Local journalist Lewis Michie, speaking to Sky News from the scene shortly before 1pm, said there were “still a lot of emergency services arriving” at that time.

He described how the area could only be reached by a “very, very narrow” road, while the train line running through the area had “very, very steep” embankments.

“The issue here at the moment, it seems to me, is that this is possibly the most inaccessible area this could have happened,” he said.

He added: “This morning it was probably the worst flooding I have seen in the northeast for a long, long time.”

The site of the train derailment near Stonehaven
The site of the train derailment near Stonehaven

Prime Minister Boris Johnson said he was “saddened to learn of the very serious incident in Aberdeenshire and my thoughts are with all of those affected”.

Transport Secretary Grant Shapps said earlier: “The Rail Accident Investigation Branch are on their way to the scene at Stonehaven… We’ll find out more from them.

“There has been some very extreme weather and concerns about landslips.”

Nicola Sturgeon announces a serious incident at a train derailment in Aberdeenshire

Train derailment ‘extremely serious incident’

Network Rail Scotland said they were “working alongside the emergency services to respond to an incident involving a train near Stonehaven”.

A spokesperson added: “It is too early to confirm the exact nature and severity of the incident and more details will be made available once known.”

Andrew Bowie, the Conservative MP for West Aberdeenshire and Kincardine, said he had spoken by telephone to Mr Shapps.

The local MP, who said a major incident had been declared at Aberdeen Royal Infirmary, had been in Stonehaven surveying flood damage earlier on Wednesday.

Mr Bowie told Sky News: “We had torrential rain in this part of the world last night.

“Stonehaven saw terrible flooding in the town centre, saw many roads closed off and water coming into houses and businesses.

“Obviously it’s too early to speculate as to whether that had an effect on what we’re seeing just south of here.

“But the area has been battered over the last 24 hours.”

He said the train derailment had occurred in an “incredibly rural area”.

“It’s an area of beautiful farmland, forests and it will make accessing the site incredibly difficult for the emergency services,” he added.

A spokesperson for NHS Grampian said: “We can confirm we are on a major incident footing following an incident involving a train near Stonehaven.

“We have well-rehearsed protocols and procedures for dealing with such incidents and are working closely with emergency service partners.”

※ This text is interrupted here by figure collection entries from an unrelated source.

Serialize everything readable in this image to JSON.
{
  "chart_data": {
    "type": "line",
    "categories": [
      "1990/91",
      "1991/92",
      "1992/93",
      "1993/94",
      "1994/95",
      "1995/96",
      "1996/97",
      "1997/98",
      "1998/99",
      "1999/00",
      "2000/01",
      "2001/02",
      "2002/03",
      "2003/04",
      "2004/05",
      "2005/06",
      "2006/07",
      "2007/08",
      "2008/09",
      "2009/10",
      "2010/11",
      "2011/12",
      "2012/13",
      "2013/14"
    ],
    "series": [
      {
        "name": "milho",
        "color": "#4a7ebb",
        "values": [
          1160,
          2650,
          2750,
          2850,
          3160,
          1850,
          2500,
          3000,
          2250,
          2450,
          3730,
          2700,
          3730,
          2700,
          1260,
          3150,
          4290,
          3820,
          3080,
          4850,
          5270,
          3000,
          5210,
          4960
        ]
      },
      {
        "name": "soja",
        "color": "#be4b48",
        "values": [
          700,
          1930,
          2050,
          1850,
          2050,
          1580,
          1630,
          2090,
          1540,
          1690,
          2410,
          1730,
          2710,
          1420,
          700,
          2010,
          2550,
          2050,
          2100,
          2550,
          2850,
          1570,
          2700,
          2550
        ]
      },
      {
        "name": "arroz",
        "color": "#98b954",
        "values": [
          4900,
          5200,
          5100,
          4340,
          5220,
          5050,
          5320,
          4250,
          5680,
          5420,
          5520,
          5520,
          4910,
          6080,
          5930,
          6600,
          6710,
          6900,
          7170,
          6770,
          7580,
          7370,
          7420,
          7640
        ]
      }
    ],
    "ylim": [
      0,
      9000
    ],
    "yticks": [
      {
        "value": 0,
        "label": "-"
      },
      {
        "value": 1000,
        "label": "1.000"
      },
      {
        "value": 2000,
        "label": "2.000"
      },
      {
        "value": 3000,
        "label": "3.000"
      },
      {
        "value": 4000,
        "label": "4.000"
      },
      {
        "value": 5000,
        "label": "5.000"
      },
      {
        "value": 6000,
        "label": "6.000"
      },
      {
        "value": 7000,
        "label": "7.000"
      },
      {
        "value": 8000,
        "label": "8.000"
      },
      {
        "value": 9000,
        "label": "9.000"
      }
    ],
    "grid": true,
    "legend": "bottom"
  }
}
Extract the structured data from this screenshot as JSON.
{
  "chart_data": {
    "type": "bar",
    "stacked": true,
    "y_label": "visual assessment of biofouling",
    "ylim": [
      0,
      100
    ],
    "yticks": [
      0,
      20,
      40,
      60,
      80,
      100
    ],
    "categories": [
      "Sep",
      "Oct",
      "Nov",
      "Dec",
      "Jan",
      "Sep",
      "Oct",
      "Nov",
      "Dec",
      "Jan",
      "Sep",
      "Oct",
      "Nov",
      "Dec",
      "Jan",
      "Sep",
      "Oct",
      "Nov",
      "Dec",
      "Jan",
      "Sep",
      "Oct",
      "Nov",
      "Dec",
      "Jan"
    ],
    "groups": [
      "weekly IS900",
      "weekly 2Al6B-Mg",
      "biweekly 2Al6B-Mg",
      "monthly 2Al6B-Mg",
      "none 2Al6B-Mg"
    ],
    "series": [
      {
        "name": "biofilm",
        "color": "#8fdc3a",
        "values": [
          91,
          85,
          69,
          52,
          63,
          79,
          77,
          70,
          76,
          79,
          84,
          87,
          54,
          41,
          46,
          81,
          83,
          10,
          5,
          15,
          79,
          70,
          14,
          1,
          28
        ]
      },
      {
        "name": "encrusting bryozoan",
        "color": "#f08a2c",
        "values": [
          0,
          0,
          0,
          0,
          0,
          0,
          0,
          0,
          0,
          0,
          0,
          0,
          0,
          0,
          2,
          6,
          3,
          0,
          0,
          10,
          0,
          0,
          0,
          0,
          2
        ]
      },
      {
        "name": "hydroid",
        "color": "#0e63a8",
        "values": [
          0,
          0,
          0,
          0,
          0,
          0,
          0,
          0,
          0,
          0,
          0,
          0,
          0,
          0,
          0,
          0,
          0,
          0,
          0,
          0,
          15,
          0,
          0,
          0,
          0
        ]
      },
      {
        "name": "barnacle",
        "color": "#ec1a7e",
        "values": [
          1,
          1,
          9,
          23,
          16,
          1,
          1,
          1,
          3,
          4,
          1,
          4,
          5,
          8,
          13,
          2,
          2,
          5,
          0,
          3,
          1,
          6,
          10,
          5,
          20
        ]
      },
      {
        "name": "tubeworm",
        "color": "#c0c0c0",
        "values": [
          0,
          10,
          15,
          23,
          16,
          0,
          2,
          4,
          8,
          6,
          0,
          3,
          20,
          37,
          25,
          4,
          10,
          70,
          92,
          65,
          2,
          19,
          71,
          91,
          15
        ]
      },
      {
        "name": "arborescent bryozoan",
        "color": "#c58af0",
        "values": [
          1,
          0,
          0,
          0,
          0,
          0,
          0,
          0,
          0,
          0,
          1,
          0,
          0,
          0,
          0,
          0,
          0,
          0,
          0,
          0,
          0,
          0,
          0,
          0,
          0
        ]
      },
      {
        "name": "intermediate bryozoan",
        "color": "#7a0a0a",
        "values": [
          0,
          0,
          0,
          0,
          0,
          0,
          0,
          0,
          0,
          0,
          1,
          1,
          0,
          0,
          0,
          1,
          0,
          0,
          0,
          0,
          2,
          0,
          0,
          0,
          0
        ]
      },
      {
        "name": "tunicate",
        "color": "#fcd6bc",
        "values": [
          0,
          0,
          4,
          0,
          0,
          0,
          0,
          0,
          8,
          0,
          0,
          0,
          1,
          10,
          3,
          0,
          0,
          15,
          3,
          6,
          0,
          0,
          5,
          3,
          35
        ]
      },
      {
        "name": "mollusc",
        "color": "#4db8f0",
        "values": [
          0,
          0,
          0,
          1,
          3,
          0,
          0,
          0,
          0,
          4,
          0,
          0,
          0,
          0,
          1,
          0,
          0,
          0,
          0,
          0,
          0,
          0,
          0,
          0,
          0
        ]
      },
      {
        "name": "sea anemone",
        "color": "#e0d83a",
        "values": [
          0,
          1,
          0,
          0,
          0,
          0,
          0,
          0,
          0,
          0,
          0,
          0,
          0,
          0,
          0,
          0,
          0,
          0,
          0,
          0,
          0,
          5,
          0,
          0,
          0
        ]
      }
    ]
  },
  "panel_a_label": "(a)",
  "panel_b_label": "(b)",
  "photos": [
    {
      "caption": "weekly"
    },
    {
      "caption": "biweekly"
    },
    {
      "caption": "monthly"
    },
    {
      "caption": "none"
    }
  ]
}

The Rail Accident Investigation Branch, the independent investigator, said it was sending a team of inspectors to the site to conduct a preliminary examination.

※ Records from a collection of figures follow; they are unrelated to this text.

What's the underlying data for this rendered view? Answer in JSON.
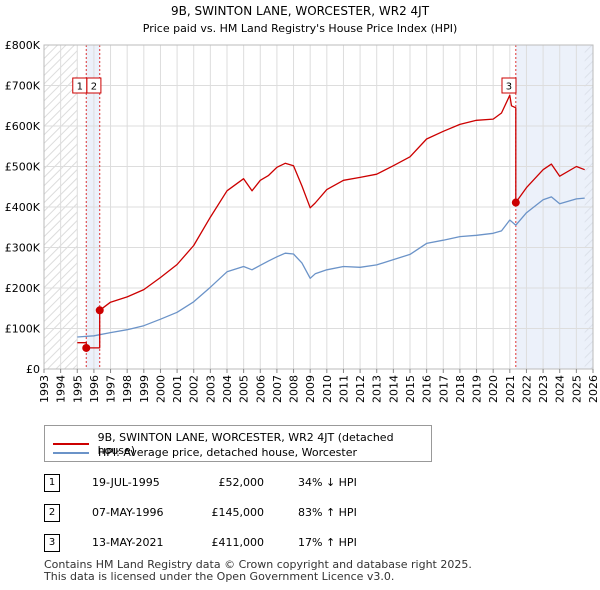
{
  "chart_data": {
    "type": "line",
    "title": "9B, SWINTON LANE, WORCESTER, WR2 4JT",
    "subtitle": "Price paid vs. HM Land Registry's House Price Index (HPI)",
    "xlim": [
      1993,
      2026
    ],
    "ylim": [
      0,
      800000
    ],
    "x_ticks": [
      "1993",
      "1994",
      "1995",
      "1996",
      "1997",
      "1998",
      "1999",
      "2000",
      "2001",
      "2002",
      "2003",
      "2004",
      "2005",
      "2006",
      "2007",
      "2008",
      "2009",
      "2010",
      "2011",
      "2012",
      "2013",
      "2014",
      "2015",
      "2016",
      "2017",
      "2018",
      "2019",
      "2020",
      "2021",
      "2022",
      "2023",
      "2024",
      "2025",
      "2026"
    ],
    "y_ticks": [
      {
        "value": 0,
        "label": "£0"
      },
      {
        "value": 100000,
        "label": "£100K"
      },
      {
        "value": 200000,
        "label": "£200K"
      },
      {
        "value": 300000,
        "label": "£300K"
      },
      {
        "value": 400000,
        "label": "£400K"
      },
      {
        "value": 500000,
        "label": "£500K"
      },
      {
        "value": 600000,
        "label": "£600K"
      },
      {
        "value": 700000,
        "label": "£700K"
      },
      {
        "value": 800000,
        "label": "£800K"
      }
    ],
    "grid": true,
    "hatch_ranges": [
      [
        1993,
        1995.0
      ],
      [
        2025.5,
        2026
      ]
    ],
    "shaded_ranges": [
      [
        1995.54,
        1996.35
      ],
      [
        2021.36,
        2026
      ]
    ],
    "series": [
      {
        "name": "9B, SWINTON LANE, WORCESTER, WR2 4JT (detached house)",
        "color": "#cc0000",
        "x": [
          1995.0,
          1995.54,
          1995.54,
          1996.35,
          1996.35,
          1997.0,
          1998.0,
          1999.0,
          2000.0,
          2001.0,
          2002.0,
          2003.0,
          2004.0,
          2005.0,
          2005.5,
          2006.0,
          2006.5,
          2007.0,
          2007.5,
          2008.0,
          2008.5,
          2009.0,
          2009.3,
          2010.0,
          2011.0,
          2012.0,
          2013.0,
          2014.0,
          2015.0,
          2016.0,
          2017.0,
          2018.0,
          2019.0,
          2020.0,
          2020.5,
          2021.0,
          2021.1,
          2021.36,
          2021.36,
          2022.0,
          2023.0,
          2023.5,
          2024.0,
          2025.0,
          2025.5
        ],
        "y": [
          65000,
          65000,
          52000,
          52000,
          145000,
          165000,
          178000,
          196000,
          226000,
          258000,
          305000,
          375000,
          440000,
          470000,
          440000,
          466000,
          478000,
          498000,
          508000,
          502000,
          452000,
          398000,
          410000,
          443000,
          466000,
          473000,
          481000,
          502000,
          524000,
          568000,
          587000,
          604000,
          614000,
          617000,
          632000,
          676000,
          650000,
          645000,
          411000,
          448000,
          492000,
          506000,
          476000,
          500000,
          492000
        ]
      },
      {
        "name": "HPI: Average price, detached house, Worcester",
        "color": "#6b93c8",
        "x": [
          1995.0,
          1996.0,
          1997.0,
          1998.0,
          1999.0,
          2000.0,
          2001.0,
          2002.0,
          2003.0,
          2004.0,
          2005.0,
          2005.5,
          2006.0,
          2006.5,
          2007.0,
          2007.5,
          2008.0,
          2008.5,
          2009.0,
          2009.3,
          2010.0,
          2011.0,
          2012.0,
          2013.0,
          2014.0,
          2015.0,
          2016.0,
          2017.0,
          2018.0,
          2019.0,
          2020.0,
          2020.5,
          2021.0,
          2021.36,
          2022.0,
          2023.0,
          2023.5,
          2024.0,
          2025.0,
          2025.5
        ],
        "y": [
          79000,
          82000,
          90000,
          97000,
          107000,
          123000,
          140000,
          166000,
          202000,
          240000,
          253000,
          245000,
          256000,
          267000,
          277000,
          286000,
          284000,
          262000,
          224000,
          235000,
          245000,
          253000,
          251000,
          257000,
          270000,
          283000,
          310000,
          318000,
          327000,
          330000,
          335000,
          341000,
          368000,
          355000,
          386000,
          418000,
          425000,
          408000,
          420000,
          422000
        ]
      }
    ],
    "sales": [
      {
        "id": "1",
        "x": 1995.54,
        "y": 52000
      },
      {
        "id": "2",
        "x": 1996.35,
        "y": 145000
      },
      {
        "id": "3",
        "x": 2021.36,
        "y": 411000
      }
    ]
  },
  "legend": {
    "property_label": "9B, SWINTON LANE, WORCESTER, WR2 4JT (detached house)",
    "hpi_label": "HPI: Average price, detached house, Worcester"
  },
  "sales_table": [
    {
      "id": "1",
      "date": "19-JUL-1995",
      "price": "£52,000",
      "hpi": "34% ↓ HPI"
    },
    {
      "id": "2",
      "date": "07-MAY-1996",
      "price": "£145,000",
      "hpi": "83% ↑ HPI"
    },
    {
      "id": "3",
      "date": "13-MAY-2021",
      "price": "£411,000",
      "hpi": "17% ↑ HPI"
    }
  ],
  "footer": {
    "line1": "Contains HM Land Registry data © Crown copyright and database right 2025.",
    "line2": "This data is licensed under the Open Government Licence v3.0."
  }
}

Network Rail chief executive Andrew Haines was said to be cutting short a family holiday in Italy in order to visit the crash site on Thursday.

The last time a train crash caused a passenger or member of staff’s death in the UK was at Grayrigg, Cumbria, in February 2007.

Mick Lynch, the assistant general secretary of the Rail, Maritime and Transport union said: “RMT is aware of the major incident at Stonehaven and our reps are liaising directly at senior level with both Scotrail and Network Rail.

“Our priority at this time is to support our members, their colleagues and their families and to do all that we can to assist the rescue operation which RMT members are currently involved in.

“The facts behind this incident will need to be established in due course but at this stage we are focused on support and assistance and our thoughts are with all those impacted by this tragedy.”